SymbolicML / DynamicExpressions.jl

Ridiculously fast symbolic expressions
https://ai.damtp.cam.ac.uk/dynamicexpressions
Apache License 2.0
106 stars 15 forks source link

Graph evaluator caching and expression visualiser #98

Closed robdancer closed 3 months ago

robdancer commented 3 months ago

Two main features - they could be split and PR'd separately if that's preferable

Graph evaluator caching

The GraphNode struct now has an additional property, the AbstractArray cache, not initialised during object creation. This enables the result of each node evaluation to be stored and retrieved without the need for a dictionary lookup.

A GraphNode can now also have the constant property set to true during evaluation if it is an operator node with constant operand nodes. In such a case the val property will also be set to the result of the single operation required. This behaviour won't occur in sufficiently optimised expressions, as a subexpression consisting of operators with constant operand nodes could be replaced with a single constant node. This doesn't meaningfully mutate the expression during the evaluation, as the constant property is otherwise meaningless for nodes with degree >0.

In terms of the evaluator itself, there are two implemented versions: one using Base.map, and one using LoopVectorization.vmapnt which is used when the LoopVectorization package is loaded. Some rough tests I did found that, on a graph with no shared subexpressions, the graph evaluator takes 1.4x as long as the corresponding (with or without LoopVectorization) tree evaluator. I might do some more work on reducing that, one method would be to quickly identify whether shared subexpressions exist in the expression and choose a corresponding evaluator. The relative performance of the graph evaluator operating on an expression with shared subexpressions is entirely dependent on the number and size of the shared subexpressions but has a theoretically unbounded performance improvement.

Expression visualiser

Expressions using many repeated shared subexpressions can produce long string representations, making it difficult to understand the graph structure of the expression. An example of the visualiser:

using Plots, GraphRecipes
using DynamicExpressions

operators = OperatorEnum(;
    binary_operators=[+, -, *, /], unary_operators=[cos, sin]
);

g0 = DynamicExpressions.GraphNode(feature=1)
g1 = sin(g0)
g2 = g1 + 2.5
g3 = g1 / g2

visualize(g3, operators)

Produces the output: output

Red node represents the root, and the labels on each arrow signify the number of the operand.

I've also updated SymbolicRegression.jl that improves the form_random_connection! mutation but it relies on the new randomised_topological_sort function added to DynamicExpressions in this PR.

Would be very happy to hear any and all feedback!

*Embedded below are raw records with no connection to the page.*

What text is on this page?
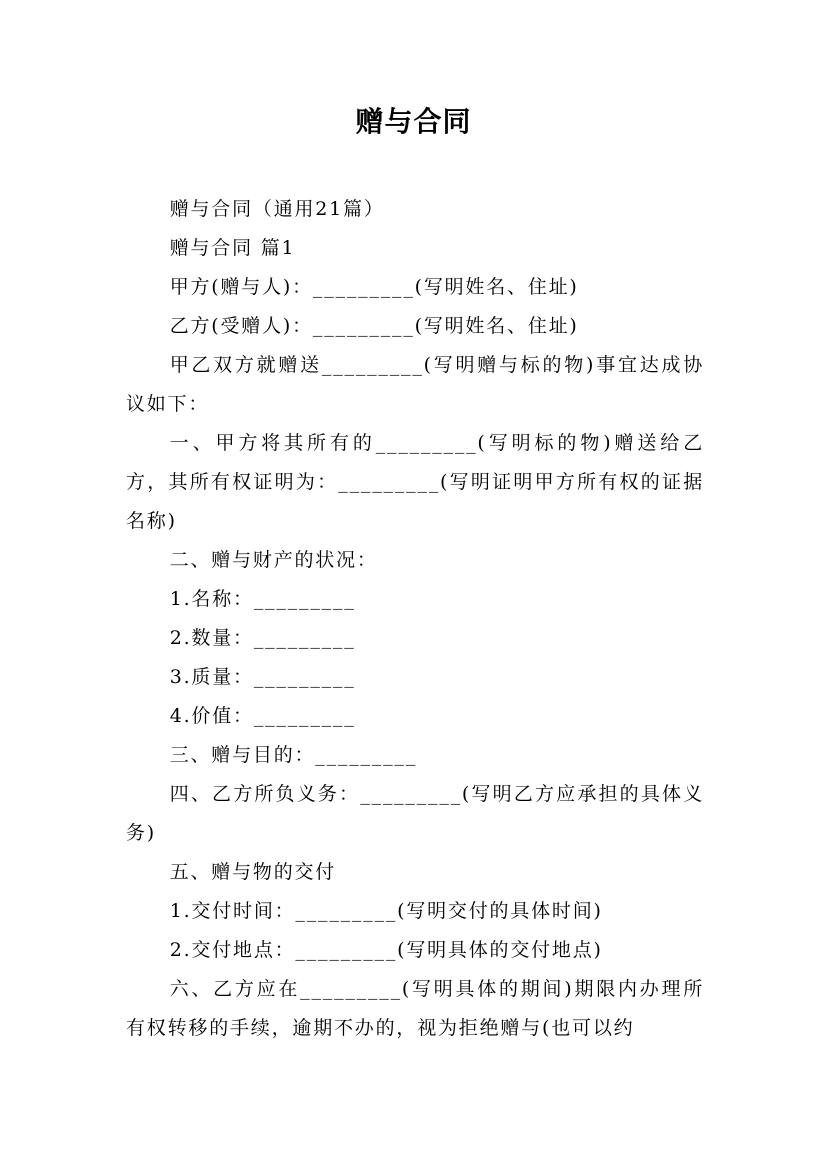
赠与合同

赠与合同（通用21篇）

赠与合同 篇1

甲方(赠与人)：_________(写明姓名、住址)

乙方(受赠人)：_________(写明姓名、住址)

甲乙双方就赠送_________(写明赠与标的物)事宜达成协议如下：

一、甲方将其所有的_________(写明标的物)赠送给乙方，其所有权证明为：_________(写明证明甲方所有权的证据名称)

二、赠与财产的状况：

1.名称：_________

2.数量：_________

3.质量：_________

4.价值：_________

三、赠与目的：_________

四、乙方所负义务：_________(写明乙方应承担的具体义务)

五、赠与物的交付

1.交付时间：_________(写明交付的具体时间)

2.交付地点：_________(写明具体的交付地点)

六、乙方应在_________(写明具体的期间)期限内办理所有权转移的手续，逾期不办的，视为拒绝赠与(也可以约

MilesCranmer commented 3 months ago

Thanks! Yeah could this be split into two PRs? Usually it's fine to have both in one, but these features cover quite different areas so are probably best split.

MilesCranmer commented 3 months ago

I wonder if we could depend on https://github.com/JuliaGraphs/Graphs.jl? If we set up all of the right methods in a DynamicExpressionsGraphsExt, we should get the plotting "for free" – https://juliagraphs.org/Graphs.jl/stable/first_steps/plotting/ and not need our own custom plotting function.

Although will need https://github.com/JuliaGraphs/Graphs.jl/issues/395

robdancer commented 3 months ago

Thanks! Yeah could this be split into two PRs? Usually it's fine to have both in one, but these features cover quite different areas so are probably best split.

Agreed - two PRs is best. Let me close this pull request and I'll set up two new ones.